Stephen Thompson, chairman of the Northern Ireland branch of the Motor Neurone Disease Association, echoed Finnegan's words about the lack of awareness of the condition, and paid tribute to the former Antrim skipper.

"There are two basic things with motor neurone disease," he said.

"Firstly, we don't know what causes it and secondly, we can't cure it. We can limit it but we can't cure it. It just appears.

"The biggest problem that we have in that respect is it being a 'Cinderella disease". We don't come up on the radar of the big drug companies so there is not a lot of commercial money available.

"Almost all of the research that is done in the UK is funded by the associations. There is not a lot of government money about, so everything is funded by people like Anto and we are very grateful to him for putting himself in the firing line here."

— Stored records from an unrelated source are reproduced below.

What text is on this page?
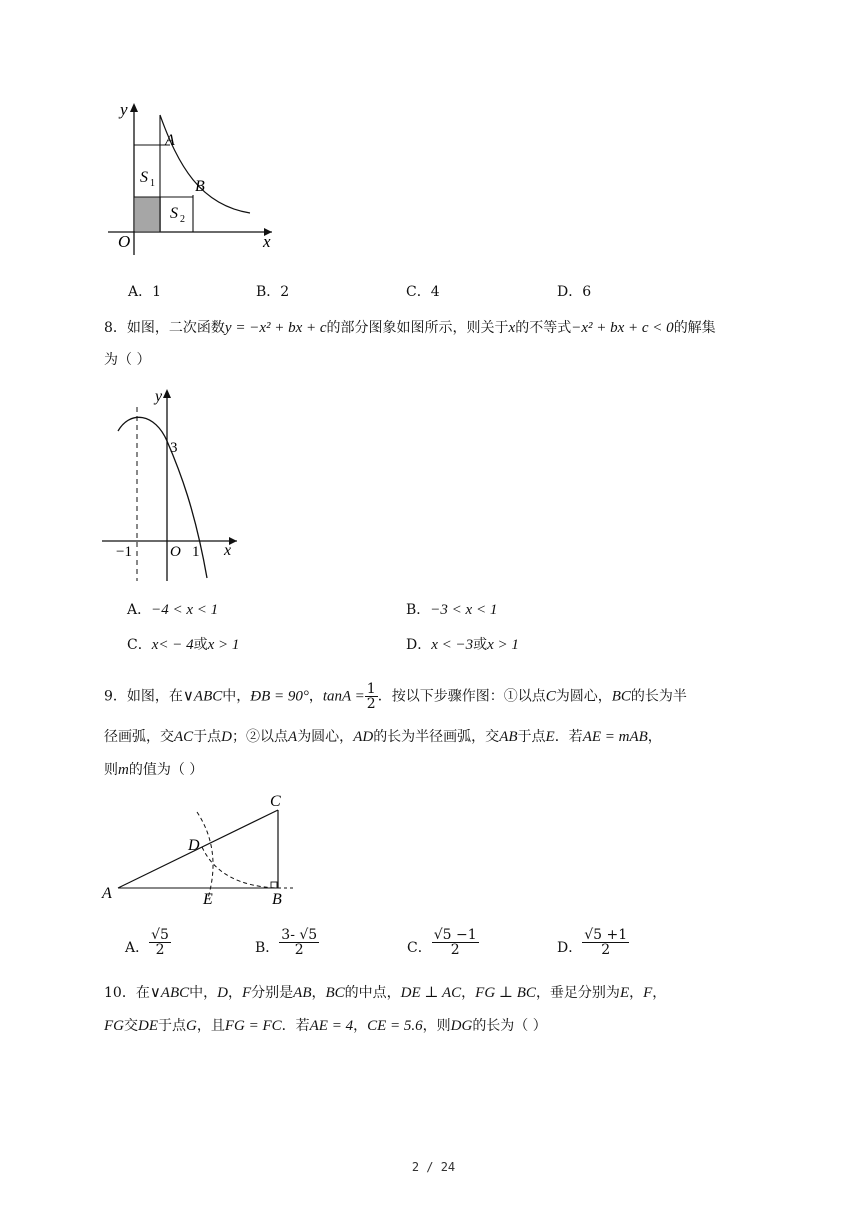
y
x
O
A
B
S 1
S 2
A．1	B．2	C．4	D．6
8．如图，二次函数y = −x² + bx + c的部分图象如图所示，则关于x的不等式−x² + bx + c < 0的解集
为（ ）
y
x
O
−1	1
3
A．−4 < x < 1	B．−3 < x < 1
C．x< − 4或x > 1	D．x < −3或x > 1
9．如图，在∨ABC中，ÐB = 90°，$\tan A = \frac{1}{2}$ ．按以下步骤作图：①以点C为圆心，BC的长为半
径画弧，交AC于点D；②以点A为圆心，AD的长为半径画弧，交AB于点E．若AE = mAB，
则m的值为（ ）
A	B
C
D
E
A． $\frac{√5}{2}$	B． $\frac{3- √5}{2}$	C． $\frac{√5 -1}{2}$	D． $\frac{√5 +1}{2}$
10．在∨ABC中，D，F分别是AB，BC的中点，DE ⊥ AC，FG ⊥ BC，垂足分别为E，F，
FG交DE于点G，且FG = FC．若AE = 4，CE = 5.6，则DG的长为（ ）
2 / 24
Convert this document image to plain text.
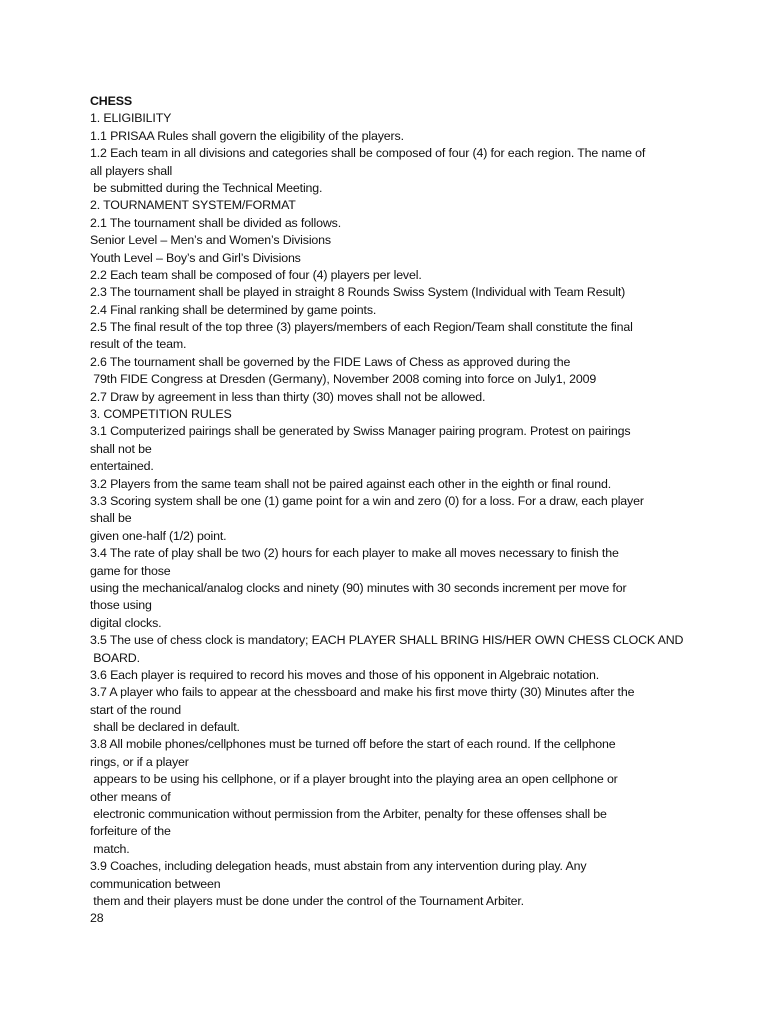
CHESS
1. ELIGIBILITY
1.1 PRISAA Rules shall govern the eligibility of the players.
1.2 Each team in all divisions and categories shall be composed of four (4) for each region. The name of
all players shall
be submitted during the Technical Meeting.
2. TOURNAMENT SYSTEM/FORMAT
2.1 The tournament shall be divided as follows.
Senior Level – Men’s and Women’s Divisions
Youth Level – Boy’s and Girl’s Divisions
2.2 Each team shall be composed of four (4) players per level.
2.3 The tournament shall be played in straight 8 Rounds Swiss System (Individual with Team Result)
2.4 Final ranking shall be determined by game points.
2.5 The final result of the top three (3) players/members of each Region/Team shall constitute the final
result of the team.
2.6 The tournament shall be governed by the FIDE Laws of Chess as approved during the
79th FIDE Congress at Dresden (Germany), November 2008 coming into force on July1, 2009
2.7 Draw by agreement in less than thirty (30) moves shall not be allowed.
3. COMPETITION RULES
3.1 Computerized pairings shall be generated by Swiss Manager pairing program. Protest on pairings
shall not be
entertained.
3.2 Players from the same team shall not be paired against each other in the eighth or final round.
3.3 Scoring system shall be one (1) game point for a win and zero (0) for a loss. For a draw, each player
shall be
given one-half (1/2) point.
3.4 The rate of play shall be two (2) hours for each player to make all moves necessary to finish the
game for those
using the mechanical/analog clocks and ninety (90) minutes with 30 seconds increment per move for
those using
digital clocks.
3.5 The use of chess clock is mandatory; EACH PLAYER SHALL BRING HIS/HER OWN CHESS CLOCK AND
BOARD.
3.6 Each player is required to record his moves and those of his opponent in Algebraic notation.
3.7 A player who fails to appear at the chessboard and make his first move thirty (30) Minutes after the
start of the round
shall be declared in default.
3.8 All mobile phones/cellphones must be turned off before the start of each round. If the cellphone
rings, or if a player
appears to be using his cellphone, or if a player brought into the playing area an open cellphone or
other means of
electronic communication without permission from the Arbiter, penalty for these offenses shall be
forfeiture of the
match.
3.9 Coaches, including delegation heads, must abstain from any intervention during play. Any
communication between
them and their players must be done under the control of the Tournament Arbiter.
28
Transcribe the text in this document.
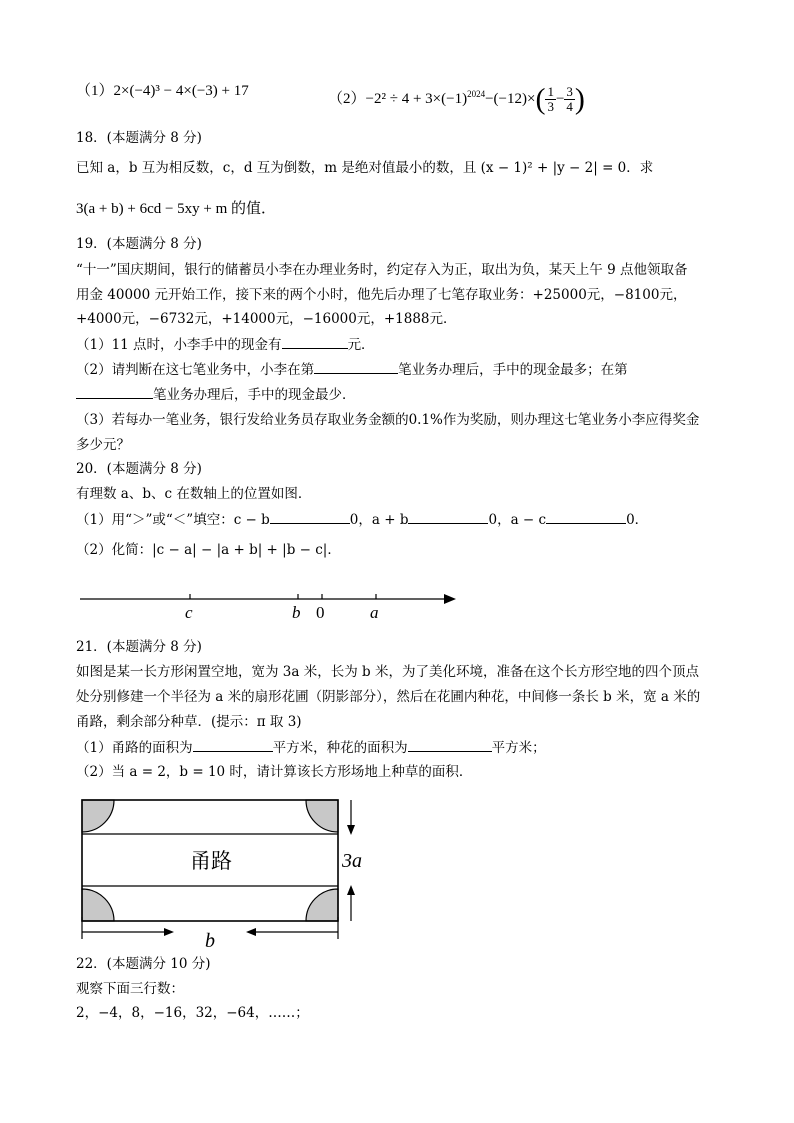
（1）2×(−4)³ − 4×(−3) + 17	$(2)-2^2 \div 4 + 3\times(-1)^{2024}-(-12)\times( \frac{1}{3} - \frac{3}{4}$ )
18．(本题满分 8 分)
已知 a，b 互为相反数，c，d 互为倒数，m 是绝对值最小的数，且 (x − 1)² + |y − 2| = 0．求
3(a + b) + 6cd − 5xy + m 的值．
19．(本题满分 8 分)
“十一”国庆期间，银行的储蓄员小李在办理业务时，约定存入为正，取出为负，某天上午 9 点他领取备
用金 40000 元开始工作，接下来的两个小时，他先后办理了七笔存取业务：+25000元，−8100元，
+4000元，−6732元，+14000元，−16000元，+1888元．
（1）11 点时，小李手中的现金有	元．
（2）请判断在这七笔业务中，小李在第	笔业务办理后，手中的现金最多；在第
笔业务办理后，手中的现金最少．
（3）若每办一笔业务，银行发给业务员存取业务金额的0.1%作为奖励，则办理这七笔业务小李应得奖金
多少元？
20．(本题满分 8 分)
有理数 a、b、c 在数轴上的位置如图．
（1）用“＞”或“＜”填空：c − b	0，a + b	0，a − c	0．
（2）化简：|c − a| − |a + b| + |b − c|．
c	b 0	a
21．(本题满分 8 分)
如图是某一长方形闲置空地，宽为 3a 米，长为 b 米，为了美化环境，准备在这个长方形空地的四个顶点
处分别修建一个半径为 a 米的扇形花圃（阴影部分），然后在花圃内种花，中间修一条长 b 米，宽 a 米的
甬路，剩余部分种草．(提示：π 取 3)
（1）甬路的面积为	平方米，种花的面积为	平方米；
（2）当 a = 2，b = 10 时，请计算该长方形场地上种草的面积．
甬路	3a
b
22．(本题满分 10 分)
观察下面三行数：
2，−4，8，−16，32，−64，……；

Only around 120 people have motor neurone disease in Northern Ireland, a fact that, combined with the nature of the condition, Thompson said contributes to its status as "a secretive disease".

"Of the approximately 120 people that have the disease in Northern Ireland there are probably only a dozen that make themselves known in the wider community," he said

"It is just a secretive disease and it is one of the things that the association is trying to do, to make people more aware of it and to make people's lives better.

"In the past people tended to hide away. People still tend to hide away with it and it is very brave of Anto to come out and to do what he is doing and to be seen."